Sobald sich Künstler:innen heutzutage in kommerzielleren Sphären wie der Mode oder der Werbung bewegen, gibt es nicht selten hitzige Debatten über deren Authentizität, Motivation und Glaubwürdigkeit. Mit etlichen Kollaborationen und Werbeverträgen vertreten sind nicht nur entsprechende Positionen im Bereich der Popkultur wie Marina Abramović oder Jeff Koons, sondern auch zahlreiche aufstrebende Positionen, welche die eigene Haltung punkto Kommerzialisierung der eigenen Arbeit erst noch mit sich selbst vereinbaren müssen.

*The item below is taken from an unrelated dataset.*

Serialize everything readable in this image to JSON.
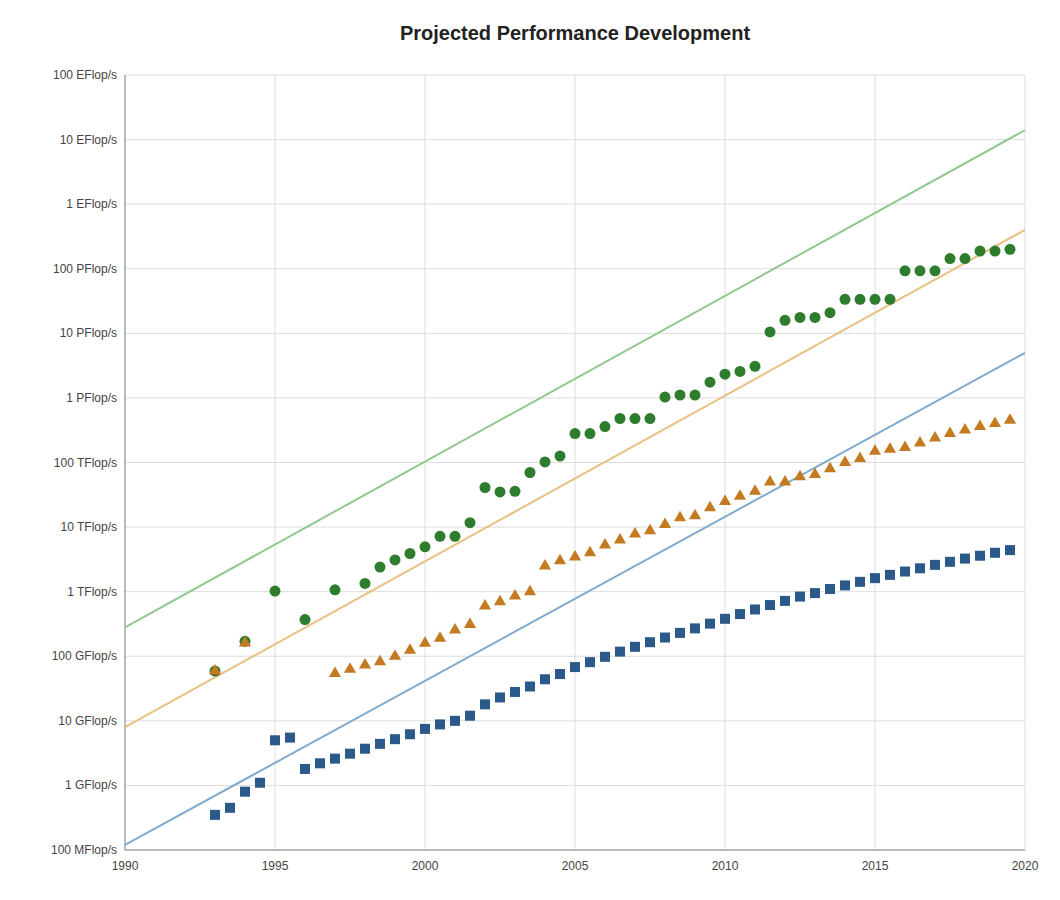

Unter ihnen ist auch der in den Niederlanden geborene Künstler Pieter Eliëns, welcher derzeit in London ansässig ist. Nebst innovativem Set-Design für Sänger:innen wie Birdy und Styling Aufträgen für hochrangige Modemagazine brilliert der Kreativschaffende in seiner persönlichen künstlerischen Arbeit mit einem eklektischen Mix aus verschiedenen Assoziationen und schafft es dabei trotzdem immer wieder, sich selbst treu zu bleiben. Ursprünglich daheim in der Bildhauerei, bewegt sich Eliëns nach Stationen in Amsterdam, Paris und Antwerpen heute zwischen Installation, Fotografie, Mode, Schaufenstergestaltung und Bühnenbild.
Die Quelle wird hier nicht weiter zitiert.